Three cathedrals have stood in Coventry’s city center since the 11th century and two of them stand next to each other on the one site that’s known as Coventry Cathedral. Wander the open-air vestiges of the old Coventry Cathedral, enjoy views from its bell tower and then admire the artwork inside the new building.
Also known as St Michael’s Church, the old cathedral was established in the 1300s on the grounds of a priory church. It remained intact until 1940, when the German Air Force flattened the city with the Coventry Blitz. This event left behind a roofless structure, which has become a sacred site and garden of remembrance. Note the misaligned pillar bases, the sweeping arches, an altar built from stone fragments and a cross of two charred wooden beams.
Curiously, the tower and 295-feet (90-meter) spire survived the bombings and the spire is among the tallest in England. Carved figures decorate the walls of the tower from top to bottom. Climb the steep 181-step stairway to the top of the tower for unbeatable views over the city center. Look down on the ruins and spot other notable city landmarks such as the Holy Trinity Church and Ricoh Arena.

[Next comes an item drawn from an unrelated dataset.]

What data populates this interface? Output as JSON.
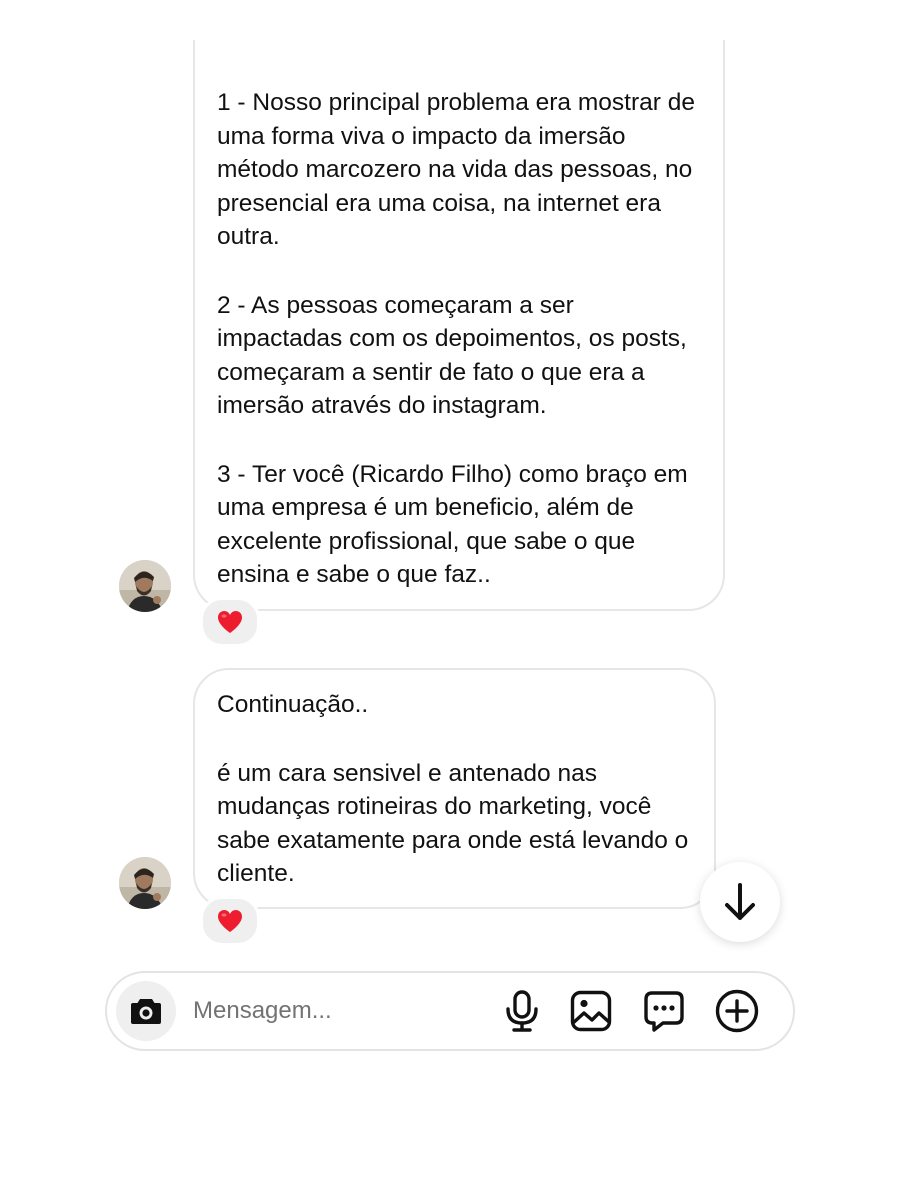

The foundation stone of the modernist-style new cathedral was placed by Queen Elizabeth II in 1956. It is the work of Basil Spence, a Scottish architect who won a competition that received over 200 submissions. Notable features are Sir Jacob Epstein’s St. Michael and the Devil sculpture and Graham Sutherland’s Christ in Glory tapestry. A window at the entrance vividly reflects the ruins outside and coins embedded in floor guide the clergy in a straight-lined procession.
Coventry Cathedral is open daily and there’s a fee to enter the new building. There’s an additional charge to climb the tower. The cathedral is a 15-minute walk from Coventry Train Station. Drivers can park for a fee on nearby St. Mary’s Street and Salt Lane.